As predicted, Great Britain's exit from the European Union is messing up the British auto industry. The latest to suffer, South Korea's Ssangyong, is actively looking at the US and Chinese market as the unstable pound sterling and the surging Korean won stings its imports to the UK.

That's according to chief financial officer Vasudev Tumbe, who spoke to Bloomberg about the company's struggles. The UK provides 8.3 percent of Ssangyong's sales. But since voting for Brexit, Korea's won has jumped 16 percent against the pound, meaning Ssangyong's budget-friendly, South Korean-built CUVs cost more money in the UK but result in less profit.

Both China and the United States pose a real challenge for the Mahindra-owned company. It has no presence here in the States, and its Chinese exports are minimal. But could the brand make a go in the US? A crossover-intensive lineup in a crossover-obsessed market sounds like a match made in heaven, but product isn't what's preventing Ssangyong's US entry.

The company sells five CUVs across the pond – the seven-seat Rexton, the large, Subaru Outback-like Turismo, the compact Korando, and the funky, two-size Tivoli and Tivoli XLV. Ssangyong's good coverage in the mainstream CUV segments aside, the company faces greater challenges entering the US market.

Ssangyong must start from the ground up, marketing an entirely new line of vehicles to American consumers already inundated with options in the CUV market. Then, if the company wants to sell cars, it must court a major partner or establish a dealership network of its own.
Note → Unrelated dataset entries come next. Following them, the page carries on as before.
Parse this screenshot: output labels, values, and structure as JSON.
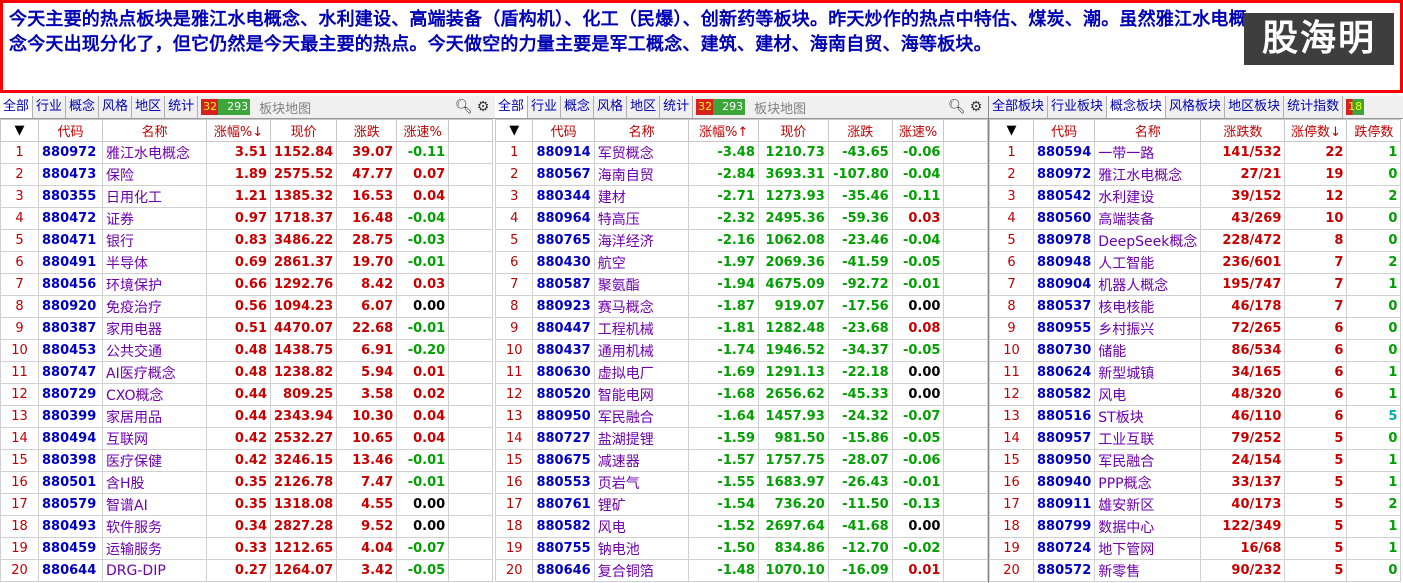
{
  "news": {
    "text": "今天主要的热点板块是雅江水电概念、水利建设、高端装备（盾构机）、化工（民爆）、创新药等板块。昨天炒作的热点中特估、煤炭、潮。虽然雅江水电概念今天出现分化了，但它仍然是今天最主要的热点。今天做空的力量主要是军工概念、建筑、建材、海南自贸、海等板块。",
    "watermark": "股海明灯",
    "text_color": "#0000b4",
    "border_color": "#ff0000"
  },
  "panel1": {
    "tabs": [
      "全部",
      "行业",
      "概念",
      "风格",
      "地区",
      "统计"
    ],
    "count_up": "32",
    "count_all": "293",
    "map_label": "板块地图",
    "headers": [
      "",
      "代码",
      "名称",
      "涨幅%↓",
      "现价",
      "涨跌",
      "涨速%"
    ],
    "rows": [
      [
        "1",
        "880972",
        "雅江水电概念",
        "3.51",
        "1152.84",
        "39.07",
        "-0.11"
      ],
      [
        "2",
        "880473",
        "保险",
        "1.89",
        "2575.52",
        "47.77",
        "0.07"
      ],
      [
        "3",
        "880355",
        "日用化工",
        "1.21",
        "1385.32",
        "16.53",
        "0.04"
      ],
      [
        "4",
        "880472",
        "证券",
        "0.97",
        "1718.37",
        "16.48",
        "-0.04"
      ],
      [
        "5",
        "880471",
        "银行",
        "0.83",
        "3486.22",
        "28.75",
        "-0.03"
      ],
      [
        "6",
        "880491",
        "半导体",
        "0.69",
        "2861.37",
        "19.70",
        "-0.01"
      ],
      [
        "7",
        "880456",
        "环境保护",
        "0.66",
        "1292.76",
        "8.42",
        "0.03"
      ],
      [
        "8",
        "880920",
        "免疫治疗",
        "0.56",
        "1094.23",
        "6.07",
        "0.00"
      ],
      [
        "9",
        "880387",
        "家用电器",
        "0.51",
        "4470.07",
        "22.68",
        "-0.01"
      ],
      [
        "10",
        "880453",
        "公共交通",
        "0.48",
        "1438.75",
        "6.91",
        "-0.20"
      ],
      [
        "11",
        "880747",
        "AI医疗概念",
        "0.48",
        "1238.82",
        "5.94",
        "0.01"
      ],
      [
        "12",
        "880729",
        "CXO概念",
        "0.44",
        "809.25",
        "3.58",
        "0.02"
      ],
      [
        "13",
        "880399",
        "家居用品",
        "0.44",
        "2343.94",
        "10.30",
        "0.04"
      ],
      [
        "14",
        "880494",
        "互联网",
        "0.42",
        "2532.27",
        "10.65",
        "0.04"
      ],
      [
        "15",
        "880398",
        "医疗保健",
        "0.42",
        "3246.15",
        "13.46",
        "-0.01"
      ],
      [
        "16",
        "880501",
        "含H股",
        "0.35",
        "2126.78",
        "7.47",
        "-0.01"
      ],
      [
        "17",
        "880579",
        "智谱AI",
        "0.35",
        "1318.08",
        "4.55",
        "0.00"
      ],
      [
        "18",
        "880493",
        "软件服务",
        "0.34",
        "2827.28",
        "9.52",
        "0.00"
      ],
      [
        "19",
        "880459",
        "运输服务",
        "0.33",
        "1212.65",
        "4.04",
        "-0.07"
      ],
      [
        "20",
        "880644",
        "DRG-DIP",
        "0.27",
        "1264.07",
        "3.42",
        "-0.05"
      ]
    ]
  },
  "panel2": {
    "tabs": [
      "全部",
      "行业",
      "概念",
      "风格",
      "地区",
      "统计"
    ],
    "count_up": "32",
    "count_all": "293",
    "map_label": "板块地图",
    "headers": [
      "",
      "代码",
      "名称",
      "涨幅%↑",
      "现价",
      "涨跌",
      "涨速%"
    ],
    "rows": [
      [
        "1",
        "880914",
        "军贸概念",
        "-3.48",
        "1210.73",
        "-43.65",
        "-0.06"
      ],
      [
        "2",
        "880567",
        "海南自贸",
        "-2.84",
        "3693.31",
        "-107.80",
        "-0.04"
      ],
      [
        "3",
        "880344",
        "建材",
        "-2.71",
        "1273.93",
        "-35.46",
        "-0.11"
      ],
      [
        "4",
        "880964",
        "特高压",
        "-2.32",
        "2495.36",
        "-59.36",
        "0.03"
      ],
      [
        "5",
        "880765",
        "海洋经济",
        "-2.16",
        "1062.08",
        "-23.46",
        "-0.04"
      ],
      [
        "6",
        "880430",
        "航空",
        "-1.97",
        "2069.36",
        "-41.59",
        "-0.05"
      ],
      [
        "7",
        "880587",
        "聚氨酯",
        "-1.94",
        "4675.09",
        "-92.72",
        "-0.01"
      ],
      [
        "8",
        "880923",
        "赛马概念",
        "-1.87",
        "919.07",
        "-17.56",
        "0.00"
      ],
      [
        "9",
        "880447",
        "工程机械",
        "-1.81",
        "1282.48",
        "-23.68",
        "0.08"
      ],
      [
        "10",
        "880437",
        "通用机械",
        "-1.74",
        "1946.52",
        "-34.37",
        "-0.05"
      ],
      [
        "11",
        "880630",
        "虚拟电厂",
        "-1.69",
        "1291.13",
        "-22.18",
        "0.00"
      ],
      [
        "12",
        "880520",
        "智能电网",
        "-1.68",
        "2656.62",
        "-45.33",
        "0.00"
      ],
      [
        "13",
        "880950",
        "军民融合",
        "-1.64",
        "1457.93",
        "-24.32",
        "-0.07"
      ],
      [
        "14",
        "880727",
        "盐湖提锂",
        "-1.59",
        "981.50",
        "-15.86",
        "-0.05"
      ],
      [
        "15",
        "880675",
        "减速器",
        "-1.57",
        "1757.75",
        "-28.07",
        "-0.06"
      ],
      [
        "16",
        "880553",
        "页岩气",
        "-1.55",
        "1683.97",
        "-26.43",
        "-0.01"
      ],
      [
        "17",
        "880761",
        "锂矿",
        "-1.54",
        "736.20",
        "-11.50",
        "-0.13"
      ],
      [
        "18",
        "880582",
        "风电",
        "-1.52",
        "2697.64",
        "-41.68",
        "0.00"
      ],
      [
        "19",
        "880755",
        "钠电池",
        "-1.50",
        "834.86",
        "-12.70",
        "-0.02"
      ],
      [
        "20",
        "880646",
        "复合铜箔",
        "-1.48",
        "1070.10",
        "-16.09",
        "0.01"
      ]
    ]
  },
  "panel3": {
    "tabs": [
      "全部板块",
      "行业板块",
      "概念板块",
      "风格板块",
      "地区板块",
      "统计指数"
    ],
    "tab_extra": "18",
    "headers": [
      "",
      "代码",
      "名称",
      "涨跌数",
      "涨停数↓",
      "跌停数"
    ],
    "rows": [
      [
        "1",
        "880594",
        "一带一路",
        "141/532",
        "22",
        "1"
      ],
      [
        "2",
        "880972",
        "雅江水电概念",
        "27/21",
        "19",
        "0"
      ],
      [
        "3",
        "880542",
        "水利建设",
        "39/152",
        "12",
        "2"
      ],
      [
        "4",
        "880560",
        "高端装备",
        "43/269",
        "10",
        "0"
      ],
      [
        "5",
        "880978",
        "DeepSeek概念",
        "228/472",
        "8",
        "0"
      ],
      [
        "6",
        "880948",
        "人工智能",
        "236/601",
        "7",
        "2"
      ],
      [
        "7",
        "880904",
        "机器人概念",
        "195/747",
        "7",
        "1"
      ],
      [
        "8",
        "880537",
        "核电核能",
        "46/178",
        "7",
        "0"
      ],
      [
        "9",
        "880955",
        "乡村振兴",
        "72/265",
        "6",
        "0"
      ],
      [
        "10",
        "880730",
        "储能",
        "86/534",
        "6",
        "0"
      ],
      [
        "11",
        "880624",
        "新型城镇",
        "34/165",
        "6",
        "1"
      ],
      [
        "12",
        "880582",
        "风电",
        "48/320",
        "6",
        "1"
      ],
      [
        "13",
        "880516",
        "ST板块",
        "46/110",
        "6",
        "5"
      ],
      [
        "14",
        "880957",
        "工业互联",
        "79/252",
        "5",
        "0"
      ],
      [
        "15",
        "880950",
        "军民融合",
        "24/154",
        "5",
        "1"
      ],
      [
        "16",
        "880940",
        "PPP概念",
        "33/137",
        "5",
        "1"
      ],
      [
        "17",
        "880911",
        "雄安新区",
        "40/173",
        "5",
        "2"
      ],
      [
        "18",
        "880799",
        "数据中心",
        "122/349",
        "5",
        "1"
      ],
      [
        "19",
        "880724",
        "地下管网",
        "16/68",
        "5",
        "1"
      ],
      [
        "20",
        "880572",
        "新零售",
        "90/232",
        "5",
        "0"
      ]
    ]
  },
  "colors": {
    "up": "#c80000",
    "down": "#00a000",
    "code": "#0000c0",
    "name": "#7000b0",
    "header": "#c00000"
  }
}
And it needs to do all that with the name "Ssangyong." Here's a challenge: find two average Americans who say that name the same way. If the company's serious about making a go in America, it needs a more pronounceable name.

Provided Ssangyong overcomes this mountain of work, there are other problems. See, the company's vehicles don't have a reputation for being, um, attractive. Quite the opposite. While the basic idea behind its vehicles might appeal to US consumers, we're a fickle bunch when it comes to aesthetics, which could hamper its US sales. Its powertrain game isn't particularly strong, either – manuals are standard on nearly every model and we could only find one gas-powered offering, a 1.6-liter on the Tivoli. But, and this is a big but, Ssangyong's price point is strong.
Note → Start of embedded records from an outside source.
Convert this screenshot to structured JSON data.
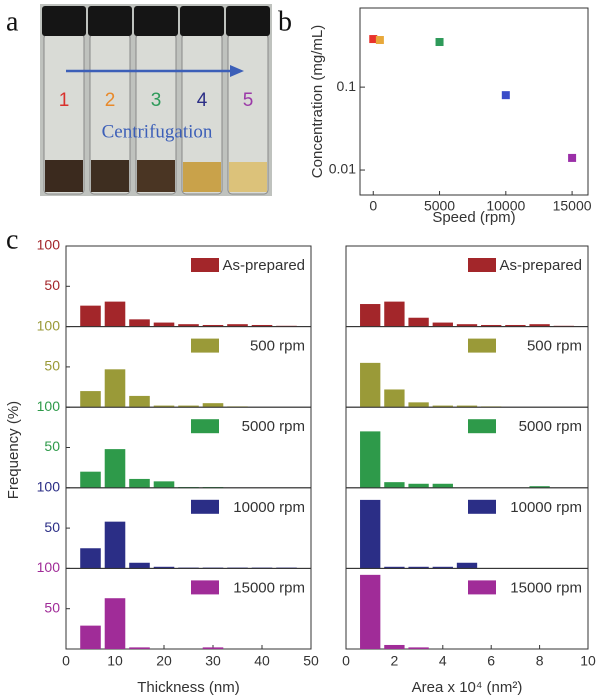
{
  "figure": {
    "panel_labels": [
      "a",
      "b",
      "c"
    ],
    "vial_labels": [
      "1",
      "2",
      "3",
      "4",
      "5"
    ],
    "vial_label_colors": [
      "#d9302c",
      "#e8892a",
      "#2e9a5a",
      "#2b2e86",
      "#9b3aa8"
    ],
    "arrow_text": "Centrifugation",
    "y_label": "Frequency (%)"
  },
  "chart_data": [
    {
      "type": "scatter",
      "x_label": "Speed (rpm)",
      "y_label": "Concentration (mg/mL)",
      "log_y": true,
      "x": [
        0,
        500,
        5000,
        10000,
        15000
      ],
      "values": [
        0.38,
        0.37,
        0.35,
        0.08,
        0.014
      ],
      "colors": [
        "#e8322c",
        "#e8a83a",
        "#2e9a5a",
        "#3a4cc8",
        "#9b2fa8"
      ],
      "xlim": [
        -1000,
        16200
      ],
      "xticks": [
        0,
        5000,
        10000,
        15000
      ],
      "ylim": [
        0.005,
        0.9
      ],
      "yticks": [
        0.01,
        0.1
      ]
    },
    {
      "type": "histogram",
      "bins": [
        2.5,
        7.5,
        12.5,
        17.5,
        22.5,
        27.5,
        32.5,
        37.5,
        42.5,
        47.5
      ],
      "series": [
        {
          "name": "As-prepared",
          "color": "#a3262a",
          "values": [
            26,
            31,
            9,
            5,
            3,
            2,
            3,
            2,
            1
          ]
        }
      ],
      "xlim": [
        0,
        50
      ],
      "ylim": [
        0,
        100
      ],
      "yticks": [
        50,
        100
      ]
    },
    {
      "type": "histogram",
      "bins": [
        2.5,
        7.5,
        12.5,
        17.5,
        22.5,
        27.5,
        32.5,
        37.5,
        42.5,
        47.5
      ],
      "series": [
        {
          "name": "500 rpm",
          "color": "#9a9a38",
          "values": [
            20,
            47,
            14,
            2,
            2,
            5,
            1,
            0,
            0
          ]
        }
      ],
      "xlim": [
        0,
        50
      ],
      "ylim": [
        0,
        100
      ],
      "yticks": [
        50,
        100
      ]
    },
    {
      "type": "histogram",
      "bins": [
        2.5,
        7.5,
        12.5,
        17.5,
        22.5,
        27.5,
        32.5,
        37.5,
        42.5,
        47.5
      ],
      "series": [
        {
          "name": "5000 rpm",
          "color": "#2e9a4a",
          "values": [
            20,
            48,
            11,
            8,
            1,
            1,
            0,
            0,
            0
          ]
        }
      ],
      "xlim": [
        0,
        50
      ],
      "ylim": [
        0,
        100
      ],
      "yticks": [
        50,
        100
      ]
    },
    {
      "type": "histogram",
      "bins": [
        2.5,
        7.5,
        12.5,
        17.5,
        22.5,
        27.5,
        32.5,
        37.5,
        42.5,
        47.5
      ],
      "series": [
        {
          "name": "10000 rpm",
          "color": "#2b2e86",
          "values": [
            25,
            58,
            7,
            2,
            1,
            1,
            1,
            1,
            1
          ]
        }
      ],
      "xlim": [
        0,
        50
      ],
      "ylim": [
        0,
        100
      ],
      "yticks": [
        50,
        100
      ]
    },
    {
      "type": "histogram",
      "bins": [
        2.5,
        7.5,
        12.5,
        17.5,
        22.5,
        27.5,
        32.5,
        37.5,
        42.5,
        47.5
      ],
      "series": [
        {
          "name": "15000 rpm",
          "color": "#a02c98",
          "values": [
            29,
            63,
            2,
            0,
            0,
            2,
            0,
            0,
            0
          ]
        }
      ],
      "xlim": [
        0,
        50
      ],
      "ylim": [
        0,
        100
      ],
      "yticks": [
        50,
        100
      ],
      "x_label": "Thickness (nm)",
      "xticks": [
        0,
        10,
        20,
        30,
        40,
        50
      ]
    },
    {
      "type": "histogram",
      "bins": [
        0.5,
        1.5,
        2.5,
        3.5,
        4.5,
        5.5,
        6.5,
        7.5,
        8.5,
        9.5
      ],
      "series": [
        {
          "name": "As-prepared",
          "color": "#a3262a",
          "values": [
            28,
            31,
            11,
            5,
            3,
            2,
            2,
            3,
            1
          ]
        }
      ],
      "xlim": [
        0,
        10
      ],
      "ylim": [
        0,
        100
      ]
    },
    {
      "type": "histogram",
      "bins": [
        0.5,
        1.5,
        2.5,
        3.5,
        4.5,
        5.5,
        6.5,
        7.5,
        8.5,
        9.5
      ],
      "series": [
        {
          "name": "500 rpm",
          "color": "#9a9a38",
          "values": [
            55,
            22,
            6,
            2,
            2,
            1,
            0,
            0,
            0
          ]
        }
      ],
      "xlim": [
        0,
        10
      ],
      "ylim": [
        0,
        100
      ]
    },
    {
      "type": "histogram",
      "bins": [
        0.5,
        1.5,
        2.5,
        3.5,
        4.5,
        5.5,
        6.5,
        7.5,
        8.5,
        9.5
      ],
      "series": [
        {
          "name": "5000 rpm",
          "color": "#2e9a4a",
          "values": [
            70,
            7,
            5,
            5,
            0,
            0,
            0,
            2,
            0
          ]
        }
      ],
      "xlim": [
        0,
        10
      ],
      "ylim": [
        0,
        100
      ]
    },
    {
      "type": "histogram",
      "bins": [
        0.5,
        1.5,
        2.5,
        3.5,
        4.5,
        5.5,
        6.5,
        7.5,
        8.5,
        9.5
      ],
      "series": [
        {
          "name": "10000 rpm",
          "color": "#2b2e86",
          "values": [
            85,
            2,
            2,
            2,
            7,
            0,
            0,
            0,
            0
          ]
        }
      ],
      "xlim": [
        0,
        10
      ],
      "ylim": [
        0,
        100
      ]
    },
    {
      "type": "histogram",
      "bins": [
        0.5,
        1.5,
        2.5,
        3.5,
        4.5,
        5.5,
        6.5,
        7.5,
        8.5,
        9.5
      ],
      "series": [
        {
          "name": "15000 rpm",
          "color": "#a02c98",
          "values": [
            92,
            5,
            2,
            0,
            0,
            0,
            0,
            0,
            0
          ]
        }
      ],
      "xlim": [
        0,
        10
      ],
      "ylim": [
        0,
        100
      ],
      "x_label": "Area x 10⁴ (nm²)",
      "xticks": [
        0,
        2,
        4,
        6,
        8,
        10
      ]
    }
  ]
}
The Rexton has roughly the same starting price in the UK as the Mitsubishi Outlander. The Korando, meanwhile, starts at just under £16,000 to the Honda HR-V's £18,495, and the Turismo is £9,000 less than the £27,995 Subaru Outback, but is longer and wider. In other words, Ssangyong offers a lot of car for the money.

Ssangyong's product and pricing should appeal to American consumers. But with the situation in the UK showing no signs of improving, the company might have to capitalize on those advantages, despite major challenges, sooner rather than later.